Sunday, February 9, 2014


Geneva Gazette
Wed., August 5, 1818

    An extract from the following letter has already been published in the Geneva Gazette; but some material typographical errors having occurred in its original publication in the Albany Argus, especially in that part which related to the Locks and Canal on the Seneca River, between the Seneca and Cayuga Lakes, we now insert the whole article, and with the concurrence of the author, Elkanah Watson, Esq. have made the necessary corrections - which, to distinguish them, are put in italics.

                        FROM THE ALBANY ARGUS
                                TO THE EDITOR
                                                                   Seneca Falls, 14th June 1818
    Dear Sir - In conformity to my promise to transmit to you such remarks as may appear useful to be promulgated, in relation to improvements in agricultural pursuits, and in the progress of the grand canal, to redeem that pledge in part is the object of this letter.
    I found the road in general in a shameful state, especially the first eighteen miles this side of Albany; and it is a disgrace to this state that the toll gatherers can be permitted to oppress the weary traveller, especially the poor waggoners, by extorting money from them without receiving any adequate return; reciprocity being the basis of the law, the traveler calls for redress.
  The proprietors of the turnpike should be compelled to pay the damages which are constantly sustained in the destruction of carriages. upsetting of stages, and the imminent danger of lives and limbs. It is admitted the season has been uncommonly bad, and ruinous to the roads; the efforts to keep them in some decent state at lest, while they are exacting pay, should in some measure be proportionate; and as the weather has been settled for several days, not less than twenty men should be employed in repairing on each mile, whereas I doubt if I saw that number of men occupied in that duty in 200 miles traveling. 
    At Manlius I turned off, about three miles north of the old turnpike, to examine the grand canal. Here I found a spacious canal in a finished state, in some places with firm sloping sides, and calculated to maintain a depth of four feet of water. I also examined the place where they were cutting through a body of transparent plaster. I continued traveling a great part of the day near the route of the canal; in some places they were just opening its path through the woods, in a direct course.
    I am informed about 1,500 men are scattered along a distance of  --- miles, in executing one of the most splendid enterprises that ever was attempted in any age or country. Being alone, and contemplating this canal, my mind was left free to range into the womb of futurity.
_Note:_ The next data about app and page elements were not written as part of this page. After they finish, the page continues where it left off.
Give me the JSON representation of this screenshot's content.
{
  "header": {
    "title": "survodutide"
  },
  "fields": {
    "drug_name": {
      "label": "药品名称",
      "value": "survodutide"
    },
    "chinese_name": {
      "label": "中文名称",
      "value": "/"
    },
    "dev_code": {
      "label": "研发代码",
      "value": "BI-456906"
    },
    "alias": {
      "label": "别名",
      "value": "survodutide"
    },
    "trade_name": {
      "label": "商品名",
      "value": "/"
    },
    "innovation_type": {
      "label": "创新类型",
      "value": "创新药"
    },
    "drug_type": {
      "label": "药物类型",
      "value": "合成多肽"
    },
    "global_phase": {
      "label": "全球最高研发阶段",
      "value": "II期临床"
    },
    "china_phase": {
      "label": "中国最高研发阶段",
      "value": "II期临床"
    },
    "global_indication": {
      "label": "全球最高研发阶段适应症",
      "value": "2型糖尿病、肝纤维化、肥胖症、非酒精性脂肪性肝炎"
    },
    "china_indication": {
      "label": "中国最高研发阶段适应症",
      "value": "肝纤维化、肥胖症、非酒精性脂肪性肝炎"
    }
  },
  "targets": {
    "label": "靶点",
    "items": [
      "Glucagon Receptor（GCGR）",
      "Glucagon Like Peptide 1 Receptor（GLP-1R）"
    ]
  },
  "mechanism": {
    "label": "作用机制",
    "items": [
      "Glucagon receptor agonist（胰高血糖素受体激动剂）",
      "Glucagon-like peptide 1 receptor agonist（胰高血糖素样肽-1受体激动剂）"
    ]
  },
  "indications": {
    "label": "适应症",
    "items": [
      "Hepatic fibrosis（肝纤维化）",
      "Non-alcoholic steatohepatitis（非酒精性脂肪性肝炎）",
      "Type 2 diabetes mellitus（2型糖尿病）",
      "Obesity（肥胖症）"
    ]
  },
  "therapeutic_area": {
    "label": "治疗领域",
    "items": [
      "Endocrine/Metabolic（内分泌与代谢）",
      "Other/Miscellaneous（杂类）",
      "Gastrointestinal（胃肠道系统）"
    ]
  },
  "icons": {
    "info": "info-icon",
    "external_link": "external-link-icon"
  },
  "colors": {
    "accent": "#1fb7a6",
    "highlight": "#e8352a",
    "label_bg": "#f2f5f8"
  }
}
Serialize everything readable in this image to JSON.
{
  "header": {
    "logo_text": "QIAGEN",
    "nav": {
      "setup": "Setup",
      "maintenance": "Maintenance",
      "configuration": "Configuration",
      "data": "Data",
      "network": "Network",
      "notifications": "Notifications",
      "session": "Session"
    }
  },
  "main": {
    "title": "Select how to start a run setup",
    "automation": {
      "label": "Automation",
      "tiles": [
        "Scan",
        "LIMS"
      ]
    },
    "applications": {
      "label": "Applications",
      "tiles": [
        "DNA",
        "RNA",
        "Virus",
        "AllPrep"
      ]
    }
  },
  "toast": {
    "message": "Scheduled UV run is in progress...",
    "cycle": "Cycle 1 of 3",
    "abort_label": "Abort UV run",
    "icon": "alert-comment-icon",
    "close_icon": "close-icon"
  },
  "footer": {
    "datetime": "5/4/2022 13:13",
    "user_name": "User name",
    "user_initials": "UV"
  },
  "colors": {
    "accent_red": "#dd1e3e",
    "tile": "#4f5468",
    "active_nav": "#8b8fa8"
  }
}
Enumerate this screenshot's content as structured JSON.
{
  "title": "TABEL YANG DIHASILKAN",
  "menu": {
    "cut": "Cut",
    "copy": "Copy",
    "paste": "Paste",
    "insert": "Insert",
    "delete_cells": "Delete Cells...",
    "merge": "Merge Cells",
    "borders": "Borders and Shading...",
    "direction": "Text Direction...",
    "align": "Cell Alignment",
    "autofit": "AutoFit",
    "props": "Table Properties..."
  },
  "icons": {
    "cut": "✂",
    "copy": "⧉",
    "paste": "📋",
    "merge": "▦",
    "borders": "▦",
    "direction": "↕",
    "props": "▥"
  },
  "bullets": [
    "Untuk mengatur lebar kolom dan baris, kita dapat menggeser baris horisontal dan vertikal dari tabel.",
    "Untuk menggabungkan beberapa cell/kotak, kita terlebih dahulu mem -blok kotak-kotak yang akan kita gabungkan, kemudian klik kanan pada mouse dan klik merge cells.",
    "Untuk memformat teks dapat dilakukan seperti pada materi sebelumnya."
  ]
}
I found no difficulty in looking to the end of this century, and fixing as certain, a population, within the present limits of the United States, of a least 59 millions of independent Americans; And when I cast my mind on the port of New York, the finest harbor on the globe; the Hudson river, as the most direct in its course, and freest from obstructions, of any other river within my knowledge; and then, by a sudden transition, continuing the route of the contemplated canal, with its junction with the greatest inland seas in the world; and then considering the immense shores of these great chain of lakes, and all the tributary streams, teeming with a full population, and the lake clouded with sails; in reaching the point and considering the spot that's under my eye as part of the grand artery which is to animate and give life to this glowing scene, I confess that I am at a loss of words to express the sensations of my mind. 
    I cannot, however, divest myself of the idea, that the whole extent of the enterprise is too vast for the resources of a single state; and I doubt not we are approaching a moment when this enterprise will be adopted by the nation, as a prominent national object: for I believe it could not be difficult to show to any man of an open mid, that the nation would gain tenfold, in the process of fifty years, by the extra rise of their distant lands.
    In passing the village of Auburn, their newly organized agricultural society, for the county of Cayuga, were assembled, with a view of promulgating liberal premiums, and making the necessary preparations for an interesting exhibition in the month of October next. This society is warmly supported by many respectable Quakers of the county, and they are peculiarly fortunate in having for their president a gentleman of that profession; who adds to native urbanity and exemplary virtues, distinguished literary and scientific acquisitions.
   In descending the hill leading into the village at Seneca Falls, I was agreeably surprised, and peculiarly fortunate, in witnessing the passage of the first loaded boat from Schenectady, carrying freight of sixteen tons, through the canals and locks just finished at this place, principally by the private enterprise of a few individuals, at an expense of about $60,000. My curiosity was so strongly excited, that I lost no time in examining the whole extent of the work from the first lock, which is situated three miles from the Cayuga lake, to its termination at Waterloo, a distance of five miles.
    The locks excel any in workmanship I have ever seen, either in Europe or in America; they are principally constructed with large square hewn stone, taken from a quarry at the south end of the Seneca lake. There are eight chamber Locks, averaging each about eight feet lift, being sixty-four feet in all the whole distance; and four Guard Locks. This canal may be considered a branch of the grand canal, as it opens an uninterrupted water communication, for boats of sixteen tons burthen, from Schenectady, through the old canal and locks, to the south end of the Seneca lake; and when the contemplated canal is affected, from that lake to the Susquehanna river, an inland water communication will be open from New York to the Chesapeake. 
    In 1794, I came in a batteaux from Schenectady to this place; on the whole route I was deeply impressed with the great importance of this object in a future day, little dreaming to see it realized in my day. At that time they could only transport in a boat, through a tedious and difficult navigation, from one and a half to two tons, at an expense of 75 to 100 dollars a ton. By completion of the works along the Mohawk river and Wood creek, in 1796, boats of a different construction, carrying from 15 to 16 tons, were introduced, and the price of transportation reduced to about 32 dollars a ton up, and half that amount back.
    By the calculation of a gentleman, who has resided several years in this country, he is persuaded, when the grand canal from the Seneca river to the Mohawk river is completed, it will again reduce the price of transportation 40 percent more. A proportionate reduction of transportation will also necessarily take place on the whole extent of the line from lake Erie; and the products from those waters will in course be enhanced in a proportionate degree, and the lands of the nation equally advanced in their intrinsic value.
    To array this estimate one step further, should the nation magnanimously embrace the whole extent of the enterprise, including this branch, and declare a free passage, except a sufficient sum to keep up repairs, the reduction of transportation would still be much greater, and the public lands increased in value so as to justify the measure, even on the score of adding to the national purse, for new and more distant enterprises of a similar cast.